Believe it or not, a 2013 patent owned by Google proposes a 360-degree camera inside your typical walking stick. One of Google Maps’s most popular functions is to give users a 360-degree, panoramic view of the area they’re looking at, and hikers originally started taking 360-degree portraits of hiking trails to emulate the street view function in the wilderness, but with heavy, backpack-mounted cameras. This patent would allow that technology to be transformed and shrunk to fit inside a walking stick.

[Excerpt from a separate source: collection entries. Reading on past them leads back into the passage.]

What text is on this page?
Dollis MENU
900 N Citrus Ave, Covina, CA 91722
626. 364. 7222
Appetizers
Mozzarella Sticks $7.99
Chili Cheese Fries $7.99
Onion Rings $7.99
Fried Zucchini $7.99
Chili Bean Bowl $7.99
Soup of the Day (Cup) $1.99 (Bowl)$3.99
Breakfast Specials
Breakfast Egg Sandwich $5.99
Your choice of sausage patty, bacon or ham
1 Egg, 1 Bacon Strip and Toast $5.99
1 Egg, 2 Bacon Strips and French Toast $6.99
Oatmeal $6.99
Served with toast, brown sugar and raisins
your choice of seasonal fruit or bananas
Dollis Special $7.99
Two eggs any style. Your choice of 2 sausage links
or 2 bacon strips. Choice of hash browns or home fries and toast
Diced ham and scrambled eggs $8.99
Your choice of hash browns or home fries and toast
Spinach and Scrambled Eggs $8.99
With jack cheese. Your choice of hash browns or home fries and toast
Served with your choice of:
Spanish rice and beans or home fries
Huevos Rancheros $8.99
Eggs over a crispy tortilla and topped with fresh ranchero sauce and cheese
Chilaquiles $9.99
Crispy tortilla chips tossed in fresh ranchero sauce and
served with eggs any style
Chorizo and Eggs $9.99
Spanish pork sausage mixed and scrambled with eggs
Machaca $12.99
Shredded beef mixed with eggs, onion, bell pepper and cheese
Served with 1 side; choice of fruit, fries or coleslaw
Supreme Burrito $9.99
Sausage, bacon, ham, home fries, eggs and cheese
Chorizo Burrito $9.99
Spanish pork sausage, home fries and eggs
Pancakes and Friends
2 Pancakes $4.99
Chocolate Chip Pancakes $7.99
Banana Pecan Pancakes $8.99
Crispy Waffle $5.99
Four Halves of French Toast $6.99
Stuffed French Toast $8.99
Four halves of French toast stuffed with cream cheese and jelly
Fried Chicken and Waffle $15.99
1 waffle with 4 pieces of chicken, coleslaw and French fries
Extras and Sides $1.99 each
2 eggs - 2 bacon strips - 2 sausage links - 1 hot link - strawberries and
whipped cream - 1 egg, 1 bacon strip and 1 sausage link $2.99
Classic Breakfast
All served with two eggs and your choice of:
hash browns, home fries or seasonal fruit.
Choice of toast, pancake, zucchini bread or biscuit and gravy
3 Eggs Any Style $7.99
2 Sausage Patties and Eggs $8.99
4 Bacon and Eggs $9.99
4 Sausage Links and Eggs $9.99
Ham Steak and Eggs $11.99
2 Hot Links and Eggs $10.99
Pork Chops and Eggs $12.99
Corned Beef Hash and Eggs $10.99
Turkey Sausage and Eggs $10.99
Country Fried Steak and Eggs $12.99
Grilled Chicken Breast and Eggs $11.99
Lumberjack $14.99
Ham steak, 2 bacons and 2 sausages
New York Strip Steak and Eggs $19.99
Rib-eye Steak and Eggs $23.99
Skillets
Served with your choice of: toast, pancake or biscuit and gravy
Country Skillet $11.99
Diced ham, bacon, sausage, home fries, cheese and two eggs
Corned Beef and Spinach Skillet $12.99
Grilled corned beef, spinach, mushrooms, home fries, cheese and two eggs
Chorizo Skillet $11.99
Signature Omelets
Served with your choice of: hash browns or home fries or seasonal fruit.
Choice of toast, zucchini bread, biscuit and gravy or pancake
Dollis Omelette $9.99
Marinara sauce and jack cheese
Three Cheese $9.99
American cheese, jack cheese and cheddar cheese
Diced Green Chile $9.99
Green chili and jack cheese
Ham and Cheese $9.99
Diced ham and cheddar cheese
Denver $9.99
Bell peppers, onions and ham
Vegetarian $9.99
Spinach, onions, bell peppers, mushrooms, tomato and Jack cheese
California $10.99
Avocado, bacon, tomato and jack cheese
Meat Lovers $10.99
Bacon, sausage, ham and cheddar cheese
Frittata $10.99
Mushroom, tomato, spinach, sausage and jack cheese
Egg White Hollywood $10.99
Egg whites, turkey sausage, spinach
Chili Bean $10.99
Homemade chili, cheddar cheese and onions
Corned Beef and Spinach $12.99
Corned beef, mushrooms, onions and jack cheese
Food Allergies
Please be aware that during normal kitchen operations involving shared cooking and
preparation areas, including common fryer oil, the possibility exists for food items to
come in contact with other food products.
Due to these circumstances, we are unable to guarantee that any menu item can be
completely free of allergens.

Environmentally Based Advertising

It’s pretty normal to receive advertisements based on your phone’s location, but what if you could receive them based on factors like weather, sound, and light? Google thought the same thing, and in 2008, they filed a patent for what they call “Advertising Based on Environmental Conditions.” For example, if it was hot and sunny, Google ads would alert you of nearby ice cream shops or venues with air conditioning in them.

The Heart-Hand Gesture

The patent attorneys must have had fun with this one. The gesture of making a heart with both of your hands – popularized in part by pop sensation Taylor Swift – became patented by Google in 2011. The patent, titled “Hand Gestures to Signify What is Important” seeks to lay claim to the action of “a hand gesture forming an area bounded by two hands in a shape of a symbolic heart.” By performing the hand gesture while using Google Glass, users can signify what objects are important, such as coffee, clothing, or any other number of things.

Patent law is a complex thing, but intellectual property law is too important to big companies like Google to pass up weird patents like these. Patent attorneys service strange requests all the time, but it’s usually their expertise that results in patents like these being granted.